Question

Find the oxidation number of S in $HS{ O }_{ 3 }^{ - }$ ion.

Answer 1

Hint: The oxidation number of an atom in a species is the total number of electrons it gains or loses while forming a bond with another atom present in the species. We can find out the oxidation number of an atom in a species using two methods.

Complete step by step solution:
There are two ways of solving this question since they have not mentioned what type of oxidation number. There are two types of oxidation numbers. (a) Calculated or average oxidation number and (b) observed oxidation number. Sometimes the values for both the calculated oxidation number and the observed oxidation number are the same. But they are different for some species. For such species we have to find the actual oxidation number by using the chemical structure of the species.

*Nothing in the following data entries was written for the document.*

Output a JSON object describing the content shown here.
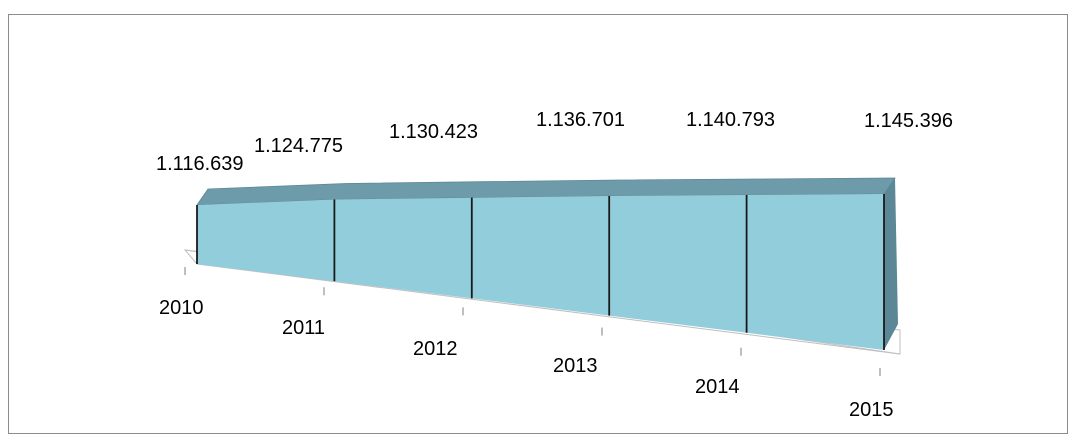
{
  "chart_data": {
    "type": "area",
    "categories": [
      "2010",
      "2011",
      "2012",
      "2013",
      "2014",
      "2015"
    ],
    "values": [
      1116639,
      1124775,
      1130423,
      1136701,
      1140793,
      1145396
    ],
    "value_labels": [
      "1.116.639",
      "1.124.775",
      "1.130.423",
      "1.136.701",
      "1.140.793",
      "1.145.396"
    ],
    "title": "",
    "xlabel": "",
    "ylabel": "",
    "grid": false,
    "legend": "none",
    "colors": {
      "area_front": "#92CDDC",
      "area_top": "#6E9BAA",
      "area_side": "#5B8796",
      "edge": "#1a1a1a",
      "floor": "#ffffff",
      "floor_edge": "#bfbfbf"
    }
  }
}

Calculated oxidation number:
For finding the calculated oxidation number of a particular atom in a species, we have to assume the oxidation number of all other atoms present in the species. The valence number of the atoms with their sign is taken as their assumed oxidation number. For example, if we have to find the oxidation number of hydrogen in ${ H }_{ 2 }O$, we will assume the oxidation number of oxygen as -2 where 2 is the valency of O atom. Therefore the oxidation number of H will be:

\[\begin{matrix} Sum\quad of\quad all\quad the\quad atoms \\ present\quad in\quad the\quad species \end{matrix}=\begin{matrix} Overall\quad charge \\ present\quad on\quad the\quad species \end{matrix}\]

Let the oxidation number of H be x,
$2x-2=0$ (since there are two atoms of hydrogen present in the molecule, therefore x is multiplied by 2. Also the overall charge on the molecule is zero)
$\Longrightarrow x=+1$

Now for the species $HS{ O }_{ 3 }^{ - }$, let us assume the oxidation number of S be x. The oxidation number of O and H will be -2 and +1 respectively.
$+1+x+[3\times (-2)]=-1$
$\Rightarrow x=+4$

Therefore the oxidation number of S in $HS{ O }_{ 3 }^{ - }$ is +4.
Observed oxidation number:
For calculating observed oxidation numbers we first need to draw the chemical structure of the species.

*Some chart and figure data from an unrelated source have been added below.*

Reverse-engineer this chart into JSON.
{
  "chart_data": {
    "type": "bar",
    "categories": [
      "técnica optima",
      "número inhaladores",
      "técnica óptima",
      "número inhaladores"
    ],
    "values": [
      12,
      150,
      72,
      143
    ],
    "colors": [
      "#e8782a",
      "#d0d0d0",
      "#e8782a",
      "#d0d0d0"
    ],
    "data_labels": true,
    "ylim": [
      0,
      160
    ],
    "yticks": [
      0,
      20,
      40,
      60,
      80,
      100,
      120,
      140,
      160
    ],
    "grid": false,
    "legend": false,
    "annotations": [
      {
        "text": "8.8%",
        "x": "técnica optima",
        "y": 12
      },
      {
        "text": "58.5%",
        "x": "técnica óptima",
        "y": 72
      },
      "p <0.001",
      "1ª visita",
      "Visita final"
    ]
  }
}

This is the structure of ${HSO_3}^-$


Now, a single bond comprises two electrons, a double bond comprises 4 electrons and a triple bond comprises 6 electrons. So if there is a single bond between the same atoms then the electrons are equally shared between them such that the oxidation number on each atom will be 0. But if is between two different types of atom then the more electronegative atom will attract both of the electrons present in the single bond towards itself such that the oxidation number of the more electronegative atom will be -1 while that of the less electronegative atom will be +1. Since O is more electronegative than S, therefore it will attract all the bonded electrons towards itself.

From the above picture, it is clear that the observed oxidation number of S in $HS{ O }_{ 3 }^{ - }$ is +4.

Therefore the oxidation number of S in $HS{ O }_{ 3 }^{ - }$ is +4.

Note: In the above question, the oxidation of S from both the methods is coming out to be +4. But this is always not the case. Many times the oxidation number of an atom present in a species differs when calculated using both the methods. In such a case, the oxidation number found out by using the second method will correct.